Mais, quelques semaines plus tard, elle réitère, cette fois dans le laboratoire de recherche ICube de l’Insa Strasbourg. Xuan Wu y reste enfermée tout le week-end. Sans doute pour ne pas trop souffrir de la solitude, elle ouvre à plusieurs reprises les portes à un compatriote, qui n’a rien à y faire. Ce qui n’empêche pas ce dernier, selon la DGSI, qui va s’intéresser à ces intrusions, d’utiliser certains matériels du laboratoire.

Xuan Wu est une jeune femme distraite mais aussi discrète. Sur Internet, sa présence reste superficielle. (...)

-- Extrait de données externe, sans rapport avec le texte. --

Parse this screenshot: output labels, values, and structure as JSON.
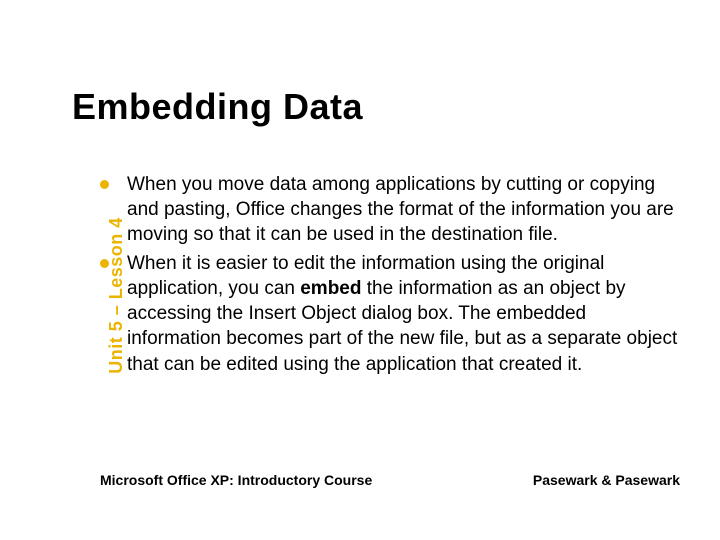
{
  "title": "Embedding Data",
  "sidebar_label": "Unit 5 – Lesson 4",
  "bullets": [
    {
      "text": "When you move data among applications by cutting or copying and pasting, Office changes the format of the information you are moving so that it can be used in the destination file."
    },
    {
      "text_pre": "When it is easier to edit the information using the original application, you can ",
      "text_bold": "embed",
      "text_post": " the information as an object by accessing the Insert Object dialog box. The embedded information becomes part of the new file, but as a separate object that can be edited using the application that created it."
    }
  ],
  "footer_left": "Microsoft Office XP:  Introductory Course",
  "footer_right": "Pasewark & Pasewark",
  "colors": {
    "accent": "#EBB400"
  }
}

« J’ai rencontré Xuan Wu fin 2018, à la mairie de Metz, lors des ‘‘échanges gourmands’’, organisé par le Crous, se souvient un de ses amis. Le principe est de recevoir une étudiante étrangère à sa table puis l’accueillir chez soi. Je me souviens d’une étudiante plutôt discrète, qui ne parlait pas français et était venue accompagnée d’une compatriote étudiante en LEA pour faire la traduction. Je me souviens qu’elle avait la manie de toujours tout prendre en photos. »

Elle a rejoint la France en avril 2018 grâce à une bourse délivrée par la China Scolarship Council, un organisme du ministère de l’éducation chinois. Dès son arrivée, son comportement interpelle le personnel du campus messin des Arts et Métiers où elle effectue sa thèse en cotutelle avec l’Insa Strasbourg. En cause : une fâcheuse habitude de se connecter sur les ordinateurs du laboratoire avec les identifiants des autres doctorants et doctorantes. (...)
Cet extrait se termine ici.